Me siento extraño en esta mañana de horas adelantadas en los relojes. Un dedo invisible empujó de madrugada las manecillas de los minuteros. Menos mal que no existe otro que nos adelante los días. ¿O tal vez sí?

Amanece este último domingo de marzo con niebla, un velo que perla de gotas los hilos de las telas de araña. La brisa de la mañana agita las improvisadas gargantillas de perlas con las que las tejedoras adornaron las alambradas para este día de fiesta.

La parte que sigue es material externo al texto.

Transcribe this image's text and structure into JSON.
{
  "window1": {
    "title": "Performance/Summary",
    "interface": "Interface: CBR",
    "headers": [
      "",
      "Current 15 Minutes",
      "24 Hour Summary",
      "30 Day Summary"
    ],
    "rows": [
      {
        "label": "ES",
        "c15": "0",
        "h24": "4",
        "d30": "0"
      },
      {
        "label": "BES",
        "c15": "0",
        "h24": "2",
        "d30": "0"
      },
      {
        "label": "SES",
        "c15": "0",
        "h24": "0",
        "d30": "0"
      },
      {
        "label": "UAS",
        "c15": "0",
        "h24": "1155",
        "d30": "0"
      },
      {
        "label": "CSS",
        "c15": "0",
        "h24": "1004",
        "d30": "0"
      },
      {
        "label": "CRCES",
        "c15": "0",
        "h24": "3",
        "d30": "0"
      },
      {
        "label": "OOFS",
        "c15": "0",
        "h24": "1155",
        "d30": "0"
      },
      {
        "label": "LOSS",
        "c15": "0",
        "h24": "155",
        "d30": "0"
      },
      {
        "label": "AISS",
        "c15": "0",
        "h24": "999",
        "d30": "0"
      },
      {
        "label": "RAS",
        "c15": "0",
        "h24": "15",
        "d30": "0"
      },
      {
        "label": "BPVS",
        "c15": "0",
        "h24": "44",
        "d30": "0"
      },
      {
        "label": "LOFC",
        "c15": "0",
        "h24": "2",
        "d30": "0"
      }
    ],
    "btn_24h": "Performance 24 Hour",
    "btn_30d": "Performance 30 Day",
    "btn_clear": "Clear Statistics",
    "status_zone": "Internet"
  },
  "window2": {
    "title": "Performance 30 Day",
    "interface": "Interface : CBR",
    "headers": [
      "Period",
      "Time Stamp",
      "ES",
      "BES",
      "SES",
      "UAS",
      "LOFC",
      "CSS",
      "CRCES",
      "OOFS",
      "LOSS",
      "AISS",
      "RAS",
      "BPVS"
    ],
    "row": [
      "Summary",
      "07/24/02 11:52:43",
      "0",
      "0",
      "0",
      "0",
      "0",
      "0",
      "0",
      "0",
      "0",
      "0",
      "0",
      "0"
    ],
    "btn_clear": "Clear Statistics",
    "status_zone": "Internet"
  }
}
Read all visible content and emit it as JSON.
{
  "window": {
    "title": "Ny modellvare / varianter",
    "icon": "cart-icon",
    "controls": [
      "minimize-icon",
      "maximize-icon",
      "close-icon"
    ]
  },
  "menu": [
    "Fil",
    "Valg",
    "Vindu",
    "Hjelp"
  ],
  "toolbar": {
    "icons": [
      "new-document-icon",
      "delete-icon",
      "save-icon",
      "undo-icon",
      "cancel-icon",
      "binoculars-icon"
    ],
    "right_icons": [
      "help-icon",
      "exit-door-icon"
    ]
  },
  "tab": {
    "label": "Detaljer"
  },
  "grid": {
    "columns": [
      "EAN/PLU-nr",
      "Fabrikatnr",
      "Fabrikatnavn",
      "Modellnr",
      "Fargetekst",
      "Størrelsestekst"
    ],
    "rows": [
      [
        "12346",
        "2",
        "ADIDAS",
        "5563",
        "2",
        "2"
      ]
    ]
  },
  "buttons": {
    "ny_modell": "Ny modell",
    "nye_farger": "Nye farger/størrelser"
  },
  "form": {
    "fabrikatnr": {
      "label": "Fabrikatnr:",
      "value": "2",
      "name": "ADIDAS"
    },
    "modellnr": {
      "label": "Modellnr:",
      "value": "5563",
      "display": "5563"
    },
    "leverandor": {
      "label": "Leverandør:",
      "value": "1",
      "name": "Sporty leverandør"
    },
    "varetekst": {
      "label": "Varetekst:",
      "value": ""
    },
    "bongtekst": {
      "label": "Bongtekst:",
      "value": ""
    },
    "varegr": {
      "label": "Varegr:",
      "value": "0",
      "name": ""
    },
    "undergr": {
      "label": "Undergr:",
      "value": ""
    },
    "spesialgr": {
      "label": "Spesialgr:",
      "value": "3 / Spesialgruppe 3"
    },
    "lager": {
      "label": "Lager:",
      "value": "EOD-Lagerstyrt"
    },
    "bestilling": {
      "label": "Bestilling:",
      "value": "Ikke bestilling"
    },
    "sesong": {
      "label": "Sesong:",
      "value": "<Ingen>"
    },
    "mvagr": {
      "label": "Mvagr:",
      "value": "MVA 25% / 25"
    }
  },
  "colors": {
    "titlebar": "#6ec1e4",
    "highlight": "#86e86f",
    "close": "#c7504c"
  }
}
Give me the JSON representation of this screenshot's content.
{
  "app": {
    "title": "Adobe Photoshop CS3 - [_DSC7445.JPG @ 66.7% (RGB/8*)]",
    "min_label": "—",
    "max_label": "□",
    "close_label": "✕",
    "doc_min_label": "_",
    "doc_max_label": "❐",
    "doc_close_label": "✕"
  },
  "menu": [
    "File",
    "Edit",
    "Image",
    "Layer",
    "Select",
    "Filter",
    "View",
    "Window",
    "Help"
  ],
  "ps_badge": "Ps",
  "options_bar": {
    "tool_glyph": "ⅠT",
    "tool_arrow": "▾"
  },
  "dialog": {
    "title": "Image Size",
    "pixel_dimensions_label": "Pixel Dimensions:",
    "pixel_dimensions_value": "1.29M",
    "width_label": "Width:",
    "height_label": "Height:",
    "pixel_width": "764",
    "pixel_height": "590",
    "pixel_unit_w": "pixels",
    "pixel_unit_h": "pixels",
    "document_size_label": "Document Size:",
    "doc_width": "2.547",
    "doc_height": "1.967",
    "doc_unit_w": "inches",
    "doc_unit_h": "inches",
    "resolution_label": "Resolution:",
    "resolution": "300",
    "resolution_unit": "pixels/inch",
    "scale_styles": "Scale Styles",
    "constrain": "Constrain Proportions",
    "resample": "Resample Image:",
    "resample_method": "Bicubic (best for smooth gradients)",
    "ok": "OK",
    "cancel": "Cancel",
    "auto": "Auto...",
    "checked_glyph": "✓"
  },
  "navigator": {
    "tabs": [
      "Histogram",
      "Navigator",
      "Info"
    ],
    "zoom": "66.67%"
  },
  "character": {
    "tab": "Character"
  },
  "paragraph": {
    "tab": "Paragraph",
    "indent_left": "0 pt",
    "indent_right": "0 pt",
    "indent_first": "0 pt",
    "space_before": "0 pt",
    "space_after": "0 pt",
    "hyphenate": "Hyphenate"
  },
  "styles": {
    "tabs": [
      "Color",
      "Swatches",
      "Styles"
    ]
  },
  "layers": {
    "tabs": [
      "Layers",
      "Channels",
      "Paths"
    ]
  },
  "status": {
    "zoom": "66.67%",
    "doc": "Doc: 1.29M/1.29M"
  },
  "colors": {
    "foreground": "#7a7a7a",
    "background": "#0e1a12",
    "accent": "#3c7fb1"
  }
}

Los perros, desde las huertas, protestan a mi paso. Tal vez porque descubrí el secreto. Los gallos me llaman desde las casas cercanas a la falda de la montaña y por fin el árbol de tu foto me revela su nombre. Contemplo sus frutos ahora verdes, incipientes. Tantos días preguntándome, intentando retener el color de sus pétalos para averiguarlo por fin.

Ahora me tocará esperar un año para volver a recrearme, para no volver a dudar, para que vuelvan los pétalos rosas de este almendro a adornar sus hojitas verdes.

Francisco Montero

 

Gracias Paco, por atender a mi petición de colaborar con tu escritura para esta entrada. Espero contar contigo para el futuro.